UN General Assembly President Mogens Lykketoft, after appointing Lucas, urged member states to build momentum and move forward the process of text-based negotiations on the long-pending reforms days before the next round of negotiations begin next week.
Lucas replaces Ambassador Courtenay Rattray of Jamaica who, under previous UNGA president Sam Kutesa, had achieved a breakthrough of sorts in the UNSC reform process by putting on the table a negotiating text that contained the proposals and positions of various UN members on expansion of the council.
"I am confident that the forthcoming negotiations will build on the momentum and the progress made during the 69th session and I encourage member states to continue moving this process forward in particular the positions of and proposals made by member states reflected in the text circulated by the President of the General Assembly in his letter dated July 31, 2015," Lykketoft wrote in an October 23 letter to all UN envoys informing them of Lucas' appointment.
Ahead of the IGN talks, Lykketoft said in the letter he will convene a plenary debate on "question of equitable representation and increase in the membership of the UN Security Council" on October 30.
Kutesa had circulated the text in July this year that had contained the positions of various UN members on how the permanent and non-permanent seats of the UNSC should be expanded along with their proposals for use of the veto.

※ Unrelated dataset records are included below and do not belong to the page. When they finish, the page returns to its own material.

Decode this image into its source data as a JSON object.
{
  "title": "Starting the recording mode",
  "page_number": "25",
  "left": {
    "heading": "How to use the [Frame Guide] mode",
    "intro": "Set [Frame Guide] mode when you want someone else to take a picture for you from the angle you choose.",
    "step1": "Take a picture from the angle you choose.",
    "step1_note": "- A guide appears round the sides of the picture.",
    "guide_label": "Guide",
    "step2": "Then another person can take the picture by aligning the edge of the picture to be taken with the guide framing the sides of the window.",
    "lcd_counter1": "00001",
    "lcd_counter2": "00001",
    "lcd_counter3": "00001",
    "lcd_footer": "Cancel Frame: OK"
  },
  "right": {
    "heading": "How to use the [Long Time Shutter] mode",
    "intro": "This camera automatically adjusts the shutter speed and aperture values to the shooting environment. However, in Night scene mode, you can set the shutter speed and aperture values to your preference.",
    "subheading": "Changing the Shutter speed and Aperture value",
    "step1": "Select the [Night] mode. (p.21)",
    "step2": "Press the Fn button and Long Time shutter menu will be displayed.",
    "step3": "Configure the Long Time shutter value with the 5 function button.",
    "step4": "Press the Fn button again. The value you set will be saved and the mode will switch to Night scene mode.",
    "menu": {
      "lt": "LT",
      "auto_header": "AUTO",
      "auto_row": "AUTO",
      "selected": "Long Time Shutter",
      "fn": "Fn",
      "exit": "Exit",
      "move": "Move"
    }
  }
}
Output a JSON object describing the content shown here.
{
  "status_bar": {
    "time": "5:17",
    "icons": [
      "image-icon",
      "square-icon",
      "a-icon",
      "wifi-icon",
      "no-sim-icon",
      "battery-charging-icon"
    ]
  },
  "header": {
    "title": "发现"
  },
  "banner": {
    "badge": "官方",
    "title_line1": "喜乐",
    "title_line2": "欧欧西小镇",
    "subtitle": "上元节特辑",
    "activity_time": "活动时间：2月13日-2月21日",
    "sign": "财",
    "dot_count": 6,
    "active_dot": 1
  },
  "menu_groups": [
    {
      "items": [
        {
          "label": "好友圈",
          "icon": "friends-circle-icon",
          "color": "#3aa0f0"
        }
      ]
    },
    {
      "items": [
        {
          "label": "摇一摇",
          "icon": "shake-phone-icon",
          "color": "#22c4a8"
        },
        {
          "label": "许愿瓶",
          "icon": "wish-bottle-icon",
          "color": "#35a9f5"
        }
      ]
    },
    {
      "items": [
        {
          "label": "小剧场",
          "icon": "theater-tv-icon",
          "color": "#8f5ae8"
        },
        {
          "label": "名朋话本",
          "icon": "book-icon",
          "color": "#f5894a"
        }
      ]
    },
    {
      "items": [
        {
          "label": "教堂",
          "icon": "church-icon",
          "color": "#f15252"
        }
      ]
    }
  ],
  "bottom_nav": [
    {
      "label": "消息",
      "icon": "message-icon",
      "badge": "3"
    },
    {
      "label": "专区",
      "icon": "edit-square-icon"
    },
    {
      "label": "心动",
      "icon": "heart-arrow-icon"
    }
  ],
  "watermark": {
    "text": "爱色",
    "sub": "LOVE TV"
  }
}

In a landmark decision in September, the UN General Assembly had adopted by consensus the negotiating text, setting the stage for negotiations to begin on UNSC reforms on the basis of a text for the first time in nearly two decades.
It remains to be seen how Lucas' appointment will bode for the reform process in the current session.
Sources in India's Permanent Mission to the UN here said that Luxembourg, part of the BENELUX countries of Belgium, the Netherlands and Luxembourg, has supported UNSC reforms.
However as Chair of the IGN, Lucas will have to consider all the views of UN member states on UNSC reforms.
In a statement made in February this year Luxembourg, speaking on behalf of the BENELUX countries, had said in the General Assembly that "the time has come to take the matter of Security Council reform forward through proper, text-based negotiations, allowing for a more focused interaction between member states".
The sources said that how Lucas moves the reform process forward will be known once the next round of talks begins in November.
Luxembourg was a non-permanent member of the 15-nation Security Council for the 2013-14 term, giving the country a ring-side view of the workings and shortcomings of an unreformed council.